For Europe, the strategic benefits of building Galileo may not be realized for decades, if ever. So why build it now? Two reasons. One is that doing it later, when there might already be significant military disagreements across the Atlantic, could be even more provocative than embarking on the project today. The other is that the EU has a commercial window of opportunity. In 10 years or so, the US will launch a new generation of GPS satellites that may well offer civilian users a service as good as or better than Galileo's, making the market far harder to crack. The chance to get a nice economic boost, and at the same time buy a degree of strategic autonomy, will not be available for long.
So the EU is forging ahead — despite the fact that GPS services are already accessible to its citizens and, via NATO, to most of its armed forces; despite the fact that the US is deeply suspicious of the idea; despite the findings of a PricewaterhouseCoopers assessment that private industry isn't likely to foot its half of the project's 3.6 billion euro bill (so far, finance ministers have pledged more than 1 billion euros from public coffers); and despite the fact that there are plenty of other things on which European governments could blow those euros.
WHY NOW? BECAUSE IN 10 YEARS, TRANSATLANTIC TENSIONS MAY BE WORSE.

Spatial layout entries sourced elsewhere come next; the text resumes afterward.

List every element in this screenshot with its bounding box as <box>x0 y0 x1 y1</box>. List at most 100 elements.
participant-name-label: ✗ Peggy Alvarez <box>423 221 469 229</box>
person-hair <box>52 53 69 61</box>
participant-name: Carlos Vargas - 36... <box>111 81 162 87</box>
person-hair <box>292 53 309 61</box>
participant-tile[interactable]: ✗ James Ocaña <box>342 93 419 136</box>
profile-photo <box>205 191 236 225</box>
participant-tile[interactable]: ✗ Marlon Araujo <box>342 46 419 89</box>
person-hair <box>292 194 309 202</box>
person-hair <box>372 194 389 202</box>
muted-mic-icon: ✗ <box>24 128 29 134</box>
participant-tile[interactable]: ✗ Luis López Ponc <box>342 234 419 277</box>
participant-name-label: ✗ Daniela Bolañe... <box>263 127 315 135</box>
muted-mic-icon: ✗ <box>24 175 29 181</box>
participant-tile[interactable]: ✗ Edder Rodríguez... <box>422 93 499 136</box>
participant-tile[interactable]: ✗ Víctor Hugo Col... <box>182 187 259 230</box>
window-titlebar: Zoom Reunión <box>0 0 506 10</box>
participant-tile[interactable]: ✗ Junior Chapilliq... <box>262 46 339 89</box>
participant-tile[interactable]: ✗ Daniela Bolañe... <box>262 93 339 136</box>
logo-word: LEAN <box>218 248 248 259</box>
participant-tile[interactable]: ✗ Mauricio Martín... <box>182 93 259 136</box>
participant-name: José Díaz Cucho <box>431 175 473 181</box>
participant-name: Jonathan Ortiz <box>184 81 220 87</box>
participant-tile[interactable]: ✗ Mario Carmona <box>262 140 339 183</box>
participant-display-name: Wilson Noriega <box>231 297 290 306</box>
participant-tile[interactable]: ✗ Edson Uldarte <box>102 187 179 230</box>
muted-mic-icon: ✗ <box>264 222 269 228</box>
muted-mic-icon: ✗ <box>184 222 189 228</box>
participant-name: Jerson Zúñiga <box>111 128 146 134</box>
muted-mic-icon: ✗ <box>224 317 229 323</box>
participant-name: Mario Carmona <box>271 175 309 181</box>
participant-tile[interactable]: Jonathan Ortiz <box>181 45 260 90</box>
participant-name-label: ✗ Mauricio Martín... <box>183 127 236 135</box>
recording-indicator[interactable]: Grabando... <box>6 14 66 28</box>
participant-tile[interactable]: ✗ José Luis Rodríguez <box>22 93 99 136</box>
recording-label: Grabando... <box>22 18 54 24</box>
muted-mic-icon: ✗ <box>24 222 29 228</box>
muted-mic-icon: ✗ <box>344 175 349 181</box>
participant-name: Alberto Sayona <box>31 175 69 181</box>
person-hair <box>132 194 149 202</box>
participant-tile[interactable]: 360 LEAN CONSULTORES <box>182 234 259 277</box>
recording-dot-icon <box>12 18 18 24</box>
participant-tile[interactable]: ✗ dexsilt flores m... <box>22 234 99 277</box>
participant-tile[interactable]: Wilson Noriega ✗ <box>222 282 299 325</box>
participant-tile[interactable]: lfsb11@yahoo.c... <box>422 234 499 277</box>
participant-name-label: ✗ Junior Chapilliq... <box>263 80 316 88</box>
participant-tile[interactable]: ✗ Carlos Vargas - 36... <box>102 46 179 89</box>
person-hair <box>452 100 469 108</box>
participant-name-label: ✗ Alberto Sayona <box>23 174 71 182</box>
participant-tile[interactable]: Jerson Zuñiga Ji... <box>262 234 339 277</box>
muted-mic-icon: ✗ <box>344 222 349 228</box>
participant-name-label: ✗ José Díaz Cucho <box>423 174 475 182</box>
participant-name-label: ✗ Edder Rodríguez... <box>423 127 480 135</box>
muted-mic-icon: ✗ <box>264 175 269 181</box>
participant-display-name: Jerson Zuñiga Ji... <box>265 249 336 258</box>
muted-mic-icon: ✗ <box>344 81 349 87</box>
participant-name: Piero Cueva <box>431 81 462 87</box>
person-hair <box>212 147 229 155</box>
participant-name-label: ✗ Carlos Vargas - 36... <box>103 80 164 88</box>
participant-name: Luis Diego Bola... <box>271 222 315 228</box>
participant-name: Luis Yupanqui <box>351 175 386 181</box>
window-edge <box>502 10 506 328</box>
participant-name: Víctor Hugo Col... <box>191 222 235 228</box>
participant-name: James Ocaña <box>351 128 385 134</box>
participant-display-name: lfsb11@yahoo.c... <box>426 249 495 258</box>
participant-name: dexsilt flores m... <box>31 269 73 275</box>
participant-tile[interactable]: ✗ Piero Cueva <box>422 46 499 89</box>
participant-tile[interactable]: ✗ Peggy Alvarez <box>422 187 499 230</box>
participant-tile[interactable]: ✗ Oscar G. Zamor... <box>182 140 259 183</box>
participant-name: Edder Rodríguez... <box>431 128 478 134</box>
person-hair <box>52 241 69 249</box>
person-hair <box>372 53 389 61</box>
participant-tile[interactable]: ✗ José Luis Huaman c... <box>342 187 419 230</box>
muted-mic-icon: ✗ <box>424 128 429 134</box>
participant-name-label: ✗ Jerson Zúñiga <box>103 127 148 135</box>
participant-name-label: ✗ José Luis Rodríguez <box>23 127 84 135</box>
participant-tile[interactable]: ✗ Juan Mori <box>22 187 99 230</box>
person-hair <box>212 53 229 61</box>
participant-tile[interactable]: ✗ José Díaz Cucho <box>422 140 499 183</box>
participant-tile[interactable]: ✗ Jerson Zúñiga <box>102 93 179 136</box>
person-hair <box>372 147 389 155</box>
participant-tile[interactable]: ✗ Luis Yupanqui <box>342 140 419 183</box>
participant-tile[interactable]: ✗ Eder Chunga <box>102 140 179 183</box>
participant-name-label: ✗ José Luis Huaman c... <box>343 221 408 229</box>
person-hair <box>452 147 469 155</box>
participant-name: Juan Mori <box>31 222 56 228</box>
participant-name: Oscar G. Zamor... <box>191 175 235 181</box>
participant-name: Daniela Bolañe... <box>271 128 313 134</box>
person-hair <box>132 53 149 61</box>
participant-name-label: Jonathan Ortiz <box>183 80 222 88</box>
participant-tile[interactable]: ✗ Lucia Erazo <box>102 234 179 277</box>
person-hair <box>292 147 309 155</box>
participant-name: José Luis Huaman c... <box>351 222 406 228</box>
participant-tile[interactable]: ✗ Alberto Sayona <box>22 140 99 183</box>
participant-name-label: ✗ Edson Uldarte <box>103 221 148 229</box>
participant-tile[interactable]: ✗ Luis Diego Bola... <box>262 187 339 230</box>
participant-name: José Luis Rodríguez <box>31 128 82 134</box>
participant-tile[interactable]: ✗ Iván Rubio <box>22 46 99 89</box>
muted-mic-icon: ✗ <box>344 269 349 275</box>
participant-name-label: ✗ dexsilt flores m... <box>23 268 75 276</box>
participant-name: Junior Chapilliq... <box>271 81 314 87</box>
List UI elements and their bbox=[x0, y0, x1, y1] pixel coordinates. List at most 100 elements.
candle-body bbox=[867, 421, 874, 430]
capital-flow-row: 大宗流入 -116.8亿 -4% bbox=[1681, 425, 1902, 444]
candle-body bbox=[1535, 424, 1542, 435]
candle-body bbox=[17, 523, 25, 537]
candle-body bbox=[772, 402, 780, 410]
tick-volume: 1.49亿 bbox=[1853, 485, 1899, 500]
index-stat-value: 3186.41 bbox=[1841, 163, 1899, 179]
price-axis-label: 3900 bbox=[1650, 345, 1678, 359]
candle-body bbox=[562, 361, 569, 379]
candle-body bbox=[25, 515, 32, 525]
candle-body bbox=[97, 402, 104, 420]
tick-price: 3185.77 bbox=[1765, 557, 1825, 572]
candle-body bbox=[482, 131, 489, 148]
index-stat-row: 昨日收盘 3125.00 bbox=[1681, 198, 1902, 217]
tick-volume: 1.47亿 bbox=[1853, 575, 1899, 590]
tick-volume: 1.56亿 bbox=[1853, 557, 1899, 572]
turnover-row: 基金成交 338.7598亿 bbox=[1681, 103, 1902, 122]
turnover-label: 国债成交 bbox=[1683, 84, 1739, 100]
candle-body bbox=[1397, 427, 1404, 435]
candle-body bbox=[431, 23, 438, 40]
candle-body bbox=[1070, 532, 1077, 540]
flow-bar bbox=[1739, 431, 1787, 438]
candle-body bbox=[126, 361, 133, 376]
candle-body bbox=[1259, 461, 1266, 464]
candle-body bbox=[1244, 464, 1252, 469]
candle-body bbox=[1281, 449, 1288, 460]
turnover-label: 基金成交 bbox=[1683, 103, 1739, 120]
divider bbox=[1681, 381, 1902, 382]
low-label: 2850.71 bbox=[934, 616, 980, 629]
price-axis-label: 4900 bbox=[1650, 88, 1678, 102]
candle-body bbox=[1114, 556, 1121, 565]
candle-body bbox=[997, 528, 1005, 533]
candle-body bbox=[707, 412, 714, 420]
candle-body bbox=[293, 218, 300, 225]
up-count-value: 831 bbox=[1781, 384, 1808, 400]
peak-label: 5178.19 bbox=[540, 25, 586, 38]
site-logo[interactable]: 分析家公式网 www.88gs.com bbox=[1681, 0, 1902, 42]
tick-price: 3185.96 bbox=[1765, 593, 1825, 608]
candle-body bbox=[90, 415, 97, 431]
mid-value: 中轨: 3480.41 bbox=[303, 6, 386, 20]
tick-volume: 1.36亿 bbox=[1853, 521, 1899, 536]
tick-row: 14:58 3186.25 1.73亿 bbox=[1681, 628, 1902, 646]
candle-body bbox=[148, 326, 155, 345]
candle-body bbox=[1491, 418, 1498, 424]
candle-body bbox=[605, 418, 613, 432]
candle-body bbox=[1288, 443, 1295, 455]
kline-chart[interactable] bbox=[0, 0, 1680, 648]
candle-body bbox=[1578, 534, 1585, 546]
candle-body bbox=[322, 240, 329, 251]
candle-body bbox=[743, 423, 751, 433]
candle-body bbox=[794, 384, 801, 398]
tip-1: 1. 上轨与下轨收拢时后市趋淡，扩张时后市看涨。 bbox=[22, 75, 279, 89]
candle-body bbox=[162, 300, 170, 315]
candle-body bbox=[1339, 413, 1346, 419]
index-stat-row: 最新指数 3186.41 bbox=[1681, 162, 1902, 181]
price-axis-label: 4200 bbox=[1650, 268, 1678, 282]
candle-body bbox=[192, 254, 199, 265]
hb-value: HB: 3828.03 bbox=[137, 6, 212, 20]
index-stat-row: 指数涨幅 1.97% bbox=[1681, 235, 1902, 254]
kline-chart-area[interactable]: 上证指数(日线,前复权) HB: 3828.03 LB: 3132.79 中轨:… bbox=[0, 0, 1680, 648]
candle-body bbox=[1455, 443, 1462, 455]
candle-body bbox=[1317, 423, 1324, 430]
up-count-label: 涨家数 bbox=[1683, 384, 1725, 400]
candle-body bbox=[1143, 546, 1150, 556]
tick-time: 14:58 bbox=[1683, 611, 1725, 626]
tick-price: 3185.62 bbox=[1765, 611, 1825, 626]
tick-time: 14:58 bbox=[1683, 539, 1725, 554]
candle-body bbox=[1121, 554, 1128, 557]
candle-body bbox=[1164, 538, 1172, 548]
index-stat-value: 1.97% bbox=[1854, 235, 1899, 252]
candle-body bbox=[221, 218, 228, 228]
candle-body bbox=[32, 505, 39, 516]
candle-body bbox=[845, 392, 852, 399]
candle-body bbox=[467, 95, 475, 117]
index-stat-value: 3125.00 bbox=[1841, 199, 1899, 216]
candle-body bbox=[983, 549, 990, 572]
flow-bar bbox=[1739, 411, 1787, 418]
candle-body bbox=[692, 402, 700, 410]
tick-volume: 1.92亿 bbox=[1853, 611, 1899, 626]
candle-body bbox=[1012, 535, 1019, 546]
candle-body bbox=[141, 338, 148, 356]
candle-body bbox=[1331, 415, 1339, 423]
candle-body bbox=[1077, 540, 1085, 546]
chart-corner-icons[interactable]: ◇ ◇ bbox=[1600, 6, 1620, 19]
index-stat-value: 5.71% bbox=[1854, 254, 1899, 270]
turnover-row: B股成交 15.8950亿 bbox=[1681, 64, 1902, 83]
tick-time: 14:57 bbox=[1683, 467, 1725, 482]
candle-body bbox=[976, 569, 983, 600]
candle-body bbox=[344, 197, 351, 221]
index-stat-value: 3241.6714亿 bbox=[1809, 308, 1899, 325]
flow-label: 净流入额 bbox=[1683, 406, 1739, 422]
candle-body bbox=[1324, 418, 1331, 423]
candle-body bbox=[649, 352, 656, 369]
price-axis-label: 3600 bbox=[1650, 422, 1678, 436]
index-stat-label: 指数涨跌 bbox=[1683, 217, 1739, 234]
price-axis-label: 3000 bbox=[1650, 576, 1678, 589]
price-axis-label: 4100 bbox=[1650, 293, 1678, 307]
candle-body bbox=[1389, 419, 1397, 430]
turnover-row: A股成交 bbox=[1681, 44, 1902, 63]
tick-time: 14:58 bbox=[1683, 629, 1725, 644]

Whether the commercial returns the EU hopes to reap from its monster investment will materialize is unknown, yet experience suggests it's a good bet. Europe's decision not to cede the large airliner market to the US has given it Airbus, which this year threatens to overtake Boeing in market share of commercial jets. Its decision to start building its own launchers in the early 1970s — a time when the United States was aggressively lobbying the non-Soviet world to use its cheaper space shuttle for satellite launches — produced Ariane, now the most widely used commercial launch system in the world.
True, Ariane has never been a great business. Currently it is losing money, not least because of increasing competition from American manufacturers. But it illustrates a larger lesson that applies tellingly to Galileo. The benefits of Europe developing an independent launch system in Ariane have been felt around the world. When the space shuttle fleet was grounded after the Challenger accident in 1986 and then stopped taking commercial business, Ariane provided the satellite industry's only alternative — and gave American companies a way to launch payloads that would otherwise have been stuck on Earth. The United States may not want to lose its monopoly on satellite positioning signals, but in the long run, an arrangement in which the entire world depends on a single, monolithic technology can't be a wise one.